In a recent tweet, the CEO of the world’s leading cryptocurrency exchange, Binance, emphasized the potential profits that BNB brings to its holders. While a tweet of the kind might appear to be positive and encouraging, it’s also worth noting that it could have an impact on BNB’s price, given Zhao’s influence on the community, hence making the entire thing rather questionable. After all, we’ve witnessed prominent CEOs getting sued for propping up the value of their companies. The question is how long will it take until the crypto industry is held under the same scrutinous standards?
CZ Emphasizes The Value of Holding BNB
It’s safe to say that Binance Coin (BNB) has seen better days. Over the past few months, the cryptocurrency lost almost half of its value, plummeting from its all-time high of around $40 in June to where it currently trades at $21.
Interestingly enough, the decrease comes amid seemingly massive developments for Binance and its ecosystem in general. Yet, all of this seems to have no impact on investors.
Among all that, the CEO of Binance, Changpeng Zhao, posted a seemingly controversial tweet today, “warning” people that not holding BNB could be a bad play.
I asked this on Dec 8, 2018, when #BNB reached a low of $4.22. We kept on building, never doubted it. Launchpad released in Jan.
And now, we continue to #buidl, more ferocious than ever. I want to ask this question again.
In the future, don’t say I didn’t tell you. https://t.co/075HkWgqMi
— CZ Binance (@cz_binance) September 14, 2019
While the majority of the text seems like a simple recollection of BNB’s glory days, the last sentence is questionable, to say the least.
After pointing out BNB’s surge, Zhao said: “In the future, don’t say I didn’t tell you.” While subjected to interpretation, this sounds awfully lot like a warning that not holding BNB is a bad choice. Moreover, interpreted at large, it could also sound like a piece of financial advice. Needless to say, this line of expression is completely unacceptable in traditional financial markets and we’ve already seen the consequences of it.
Standards Are Not The Same
While a lot of the cryptocurrency proponents are urging for regulatory clarity and definitions, it appears that the standards applied for traditional financial markets and for the crypto world are a tad bit different, to say the least.

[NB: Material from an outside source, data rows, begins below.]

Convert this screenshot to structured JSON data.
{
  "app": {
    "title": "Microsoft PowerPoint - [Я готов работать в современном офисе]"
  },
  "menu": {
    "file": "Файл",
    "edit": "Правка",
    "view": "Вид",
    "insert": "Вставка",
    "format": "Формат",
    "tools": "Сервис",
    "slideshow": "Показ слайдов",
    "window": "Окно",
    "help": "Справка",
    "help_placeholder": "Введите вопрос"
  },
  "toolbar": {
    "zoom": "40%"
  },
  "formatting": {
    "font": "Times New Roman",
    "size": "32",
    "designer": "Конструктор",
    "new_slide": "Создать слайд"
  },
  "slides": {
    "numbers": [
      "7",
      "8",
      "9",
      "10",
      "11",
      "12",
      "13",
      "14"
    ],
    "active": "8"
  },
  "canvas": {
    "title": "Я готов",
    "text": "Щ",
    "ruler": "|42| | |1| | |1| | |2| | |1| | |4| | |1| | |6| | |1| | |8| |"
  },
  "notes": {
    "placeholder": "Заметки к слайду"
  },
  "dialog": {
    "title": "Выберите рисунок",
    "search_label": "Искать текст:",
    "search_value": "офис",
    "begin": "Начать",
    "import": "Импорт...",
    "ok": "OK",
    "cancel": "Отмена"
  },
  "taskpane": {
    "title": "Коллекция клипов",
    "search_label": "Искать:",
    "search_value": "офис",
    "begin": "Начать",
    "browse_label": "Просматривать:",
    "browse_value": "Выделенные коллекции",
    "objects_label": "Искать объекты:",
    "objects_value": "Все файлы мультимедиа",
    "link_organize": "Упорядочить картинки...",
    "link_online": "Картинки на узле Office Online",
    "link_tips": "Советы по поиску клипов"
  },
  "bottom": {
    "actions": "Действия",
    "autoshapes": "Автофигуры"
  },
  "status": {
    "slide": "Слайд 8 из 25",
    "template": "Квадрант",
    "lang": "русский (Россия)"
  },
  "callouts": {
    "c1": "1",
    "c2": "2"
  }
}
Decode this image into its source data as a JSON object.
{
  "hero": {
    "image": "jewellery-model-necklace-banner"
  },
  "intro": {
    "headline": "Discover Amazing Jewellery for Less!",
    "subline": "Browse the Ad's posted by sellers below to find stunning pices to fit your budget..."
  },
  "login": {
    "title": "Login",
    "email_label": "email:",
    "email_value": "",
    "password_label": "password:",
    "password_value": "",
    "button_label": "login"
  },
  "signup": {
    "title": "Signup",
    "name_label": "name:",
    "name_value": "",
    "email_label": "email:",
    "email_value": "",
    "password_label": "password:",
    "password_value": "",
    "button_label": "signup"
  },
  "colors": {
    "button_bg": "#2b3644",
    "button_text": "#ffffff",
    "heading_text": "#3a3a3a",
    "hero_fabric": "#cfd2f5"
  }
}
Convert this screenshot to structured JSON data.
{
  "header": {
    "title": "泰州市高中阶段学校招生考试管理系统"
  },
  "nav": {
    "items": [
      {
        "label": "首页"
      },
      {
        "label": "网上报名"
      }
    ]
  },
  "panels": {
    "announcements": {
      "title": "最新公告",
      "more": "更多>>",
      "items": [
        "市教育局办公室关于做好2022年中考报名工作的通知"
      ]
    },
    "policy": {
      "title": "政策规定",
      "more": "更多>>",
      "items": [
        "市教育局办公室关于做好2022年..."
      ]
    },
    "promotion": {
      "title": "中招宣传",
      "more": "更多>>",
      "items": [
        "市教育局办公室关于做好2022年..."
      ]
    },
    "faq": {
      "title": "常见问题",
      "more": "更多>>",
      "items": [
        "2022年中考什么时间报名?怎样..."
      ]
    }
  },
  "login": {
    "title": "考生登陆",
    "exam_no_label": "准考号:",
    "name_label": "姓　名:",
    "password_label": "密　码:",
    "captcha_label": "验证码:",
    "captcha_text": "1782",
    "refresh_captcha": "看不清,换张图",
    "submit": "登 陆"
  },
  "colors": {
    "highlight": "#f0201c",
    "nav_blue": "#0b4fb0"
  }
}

Back in August 2018, Elon Musk, a person who’s considered to be one of this century’s visionaries, as well as CEO at SpaceX, co-founder, and product architect at Tesla Inc, and a whole lot of other ventures, got into a legal storm with the SEC over a tweet.
Musk said that he’s considering to take Tesla private and that he had secured the funding necessary for it. Back then, he was also a Chairman of the company.
The SEC took measures immediately, pressing charges against the entrepreneur. Despite voicing his disagreements, Musk settled, agreeing to pay a $20 million fine, to step off as a chairman of Tesla, and to get pre-approval for his tweets from the company’s legal counsel.
In other words, the US SEC does take social media behavior seriously. And it probably should. Apart from being major shot-callers at their respective companies, a lot of the rich and famous CEOs, including Changpeng Zhao, for that matter, have a serious social media following.
Zhao, for instance, has over 429,000 followers on Twitter. Hence, it’s only natural that his opinions would have some sort of influence over the people who read them. As such, it’s questionable at best to use this platform to give any sort of financial advice, let alone one that would impact the price of an asset that his company created.
Of course, it’s worth noting that Zhao is far from being the only one doing so, even subtly. Justin Sun, TRON’s founder, is perhaps the best example of such behavior.
After all, we haven’t seen Jeff Bezos directly propping up Amazon’s stock, have we?